Apple confirms end of an era with iPod announcement
Cupertino, California - We all remember our first. It might have been the original old-school clunky iPod, or the sleek iPod Nano, or maybe you only hopped on the train when the iPod touch came out. But now the trend-setting line of music players is finally dying.
The iPod, the device that loaned its name to podcasts and helped end the reign of the CD, is being discontinued a little over 20 years after it was first unveiled.
Apple announced on Tuesday that the last remaining model - the iPod touch - will only be available while stocks last.

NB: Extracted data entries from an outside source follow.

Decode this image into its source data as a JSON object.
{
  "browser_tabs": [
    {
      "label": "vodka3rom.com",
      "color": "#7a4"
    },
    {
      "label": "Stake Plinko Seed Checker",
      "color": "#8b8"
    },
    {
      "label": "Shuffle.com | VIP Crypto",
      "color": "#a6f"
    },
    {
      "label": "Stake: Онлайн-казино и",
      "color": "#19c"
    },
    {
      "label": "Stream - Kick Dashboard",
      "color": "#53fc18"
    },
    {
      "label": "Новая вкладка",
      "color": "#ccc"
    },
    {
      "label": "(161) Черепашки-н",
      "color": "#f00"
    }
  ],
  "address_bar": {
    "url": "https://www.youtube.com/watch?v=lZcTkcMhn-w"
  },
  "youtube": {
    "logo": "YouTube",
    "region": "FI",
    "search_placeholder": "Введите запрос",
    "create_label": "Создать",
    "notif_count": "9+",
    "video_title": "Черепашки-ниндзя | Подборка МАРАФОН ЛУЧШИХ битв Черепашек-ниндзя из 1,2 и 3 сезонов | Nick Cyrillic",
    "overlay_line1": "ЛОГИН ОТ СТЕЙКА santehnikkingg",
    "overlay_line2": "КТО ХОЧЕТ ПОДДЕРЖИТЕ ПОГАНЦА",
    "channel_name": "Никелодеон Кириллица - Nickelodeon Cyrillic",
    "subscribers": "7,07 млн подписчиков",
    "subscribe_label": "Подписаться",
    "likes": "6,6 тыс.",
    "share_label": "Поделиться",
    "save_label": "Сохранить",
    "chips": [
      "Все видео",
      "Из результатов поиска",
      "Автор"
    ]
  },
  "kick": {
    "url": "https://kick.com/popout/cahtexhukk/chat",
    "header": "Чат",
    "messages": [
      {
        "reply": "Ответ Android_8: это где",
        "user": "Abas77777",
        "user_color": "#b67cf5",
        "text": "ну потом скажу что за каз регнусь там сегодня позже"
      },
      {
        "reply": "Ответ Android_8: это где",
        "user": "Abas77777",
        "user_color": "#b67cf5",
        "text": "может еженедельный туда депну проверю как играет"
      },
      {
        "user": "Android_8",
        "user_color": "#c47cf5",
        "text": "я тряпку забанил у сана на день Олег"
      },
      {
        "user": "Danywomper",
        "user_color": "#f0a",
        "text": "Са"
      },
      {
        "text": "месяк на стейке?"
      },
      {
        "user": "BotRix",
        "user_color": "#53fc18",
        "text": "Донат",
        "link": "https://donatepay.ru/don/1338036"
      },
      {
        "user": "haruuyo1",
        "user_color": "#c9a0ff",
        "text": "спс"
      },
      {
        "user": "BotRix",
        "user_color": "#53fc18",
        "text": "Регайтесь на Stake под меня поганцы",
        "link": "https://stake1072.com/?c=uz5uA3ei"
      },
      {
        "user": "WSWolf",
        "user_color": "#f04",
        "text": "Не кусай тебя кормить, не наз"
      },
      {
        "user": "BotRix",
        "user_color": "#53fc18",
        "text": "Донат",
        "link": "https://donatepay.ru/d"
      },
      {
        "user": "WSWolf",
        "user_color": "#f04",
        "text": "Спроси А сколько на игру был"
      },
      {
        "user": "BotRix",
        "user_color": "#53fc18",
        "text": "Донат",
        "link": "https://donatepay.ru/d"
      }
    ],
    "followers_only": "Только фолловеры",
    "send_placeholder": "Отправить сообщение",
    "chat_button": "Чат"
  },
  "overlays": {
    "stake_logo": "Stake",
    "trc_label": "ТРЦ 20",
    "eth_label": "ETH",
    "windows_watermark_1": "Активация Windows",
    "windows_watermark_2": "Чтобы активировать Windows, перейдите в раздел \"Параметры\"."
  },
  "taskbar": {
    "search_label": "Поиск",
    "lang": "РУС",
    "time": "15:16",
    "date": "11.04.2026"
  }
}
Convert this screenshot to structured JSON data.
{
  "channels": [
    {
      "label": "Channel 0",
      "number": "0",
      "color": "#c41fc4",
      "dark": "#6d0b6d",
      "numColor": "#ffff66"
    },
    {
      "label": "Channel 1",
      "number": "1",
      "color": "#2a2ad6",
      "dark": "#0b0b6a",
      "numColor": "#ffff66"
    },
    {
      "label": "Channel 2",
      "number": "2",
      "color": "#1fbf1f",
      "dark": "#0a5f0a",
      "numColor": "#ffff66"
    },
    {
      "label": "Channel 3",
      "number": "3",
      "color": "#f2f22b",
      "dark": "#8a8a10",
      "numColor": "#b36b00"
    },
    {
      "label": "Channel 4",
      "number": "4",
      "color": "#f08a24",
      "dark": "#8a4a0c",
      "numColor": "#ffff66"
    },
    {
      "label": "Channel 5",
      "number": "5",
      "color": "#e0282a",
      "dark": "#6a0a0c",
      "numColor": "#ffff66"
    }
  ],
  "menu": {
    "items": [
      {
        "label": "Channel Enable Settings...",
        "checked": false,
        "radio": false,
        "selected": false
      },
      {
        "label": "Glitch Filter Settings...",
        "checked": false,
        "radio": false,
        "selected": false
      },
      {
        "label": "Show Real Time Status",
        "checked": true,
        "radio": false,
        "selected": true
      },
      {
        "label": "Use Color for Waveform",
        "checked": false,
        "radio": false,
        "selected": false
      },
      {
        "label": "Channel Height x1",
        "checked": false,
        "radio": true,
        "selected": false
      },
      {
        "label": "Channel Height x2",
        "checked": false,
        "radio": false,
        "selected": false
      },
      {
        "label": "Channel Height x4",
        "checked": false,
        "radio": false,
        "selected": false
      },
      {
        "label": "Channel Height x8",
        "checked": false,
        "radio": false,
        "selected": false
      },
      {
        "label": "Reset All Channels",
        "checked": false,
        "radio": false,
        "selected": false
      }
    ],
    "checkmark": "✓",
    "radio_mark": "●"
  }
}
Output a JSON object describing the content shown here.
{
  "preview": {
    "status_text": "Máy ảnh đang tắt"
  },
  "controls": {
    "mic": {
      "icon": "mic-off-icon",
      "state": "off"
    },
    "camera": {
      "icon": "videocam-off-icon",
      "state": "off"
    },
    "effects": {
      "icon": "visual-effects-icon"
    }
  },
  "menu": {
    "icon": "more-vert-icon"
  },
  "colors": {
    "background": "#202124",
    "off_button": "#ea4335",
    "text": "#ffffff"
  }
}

The portable music player paved the way for Apple to enter the smartphone market with the iPhone after its launch in 2001 with an intuitive click wheel and iconic white earphones.
It also enabled Apple to expand its business beyond computers and push the music industry into the digital space.
Apple had already discontinued the iPod classic, which was based on the original, in 2014, and stopped making smaller models such as the iPod Nano in 2017. The final remaining iPod, the iPod touch, was a kind of slimmed-down iPhone without cellular technology.
No matter what piece of Apple music tech you turned to, it's time to crank up your favorite tunes and pay homage to one of the most important series of hardware in music history.
"Today, the spirit of iPod lives on," said Greg Joswiak, Apple’s senior vice president of Worldwide Marketing, emphasizing that music and podcasts are still key to the company's software.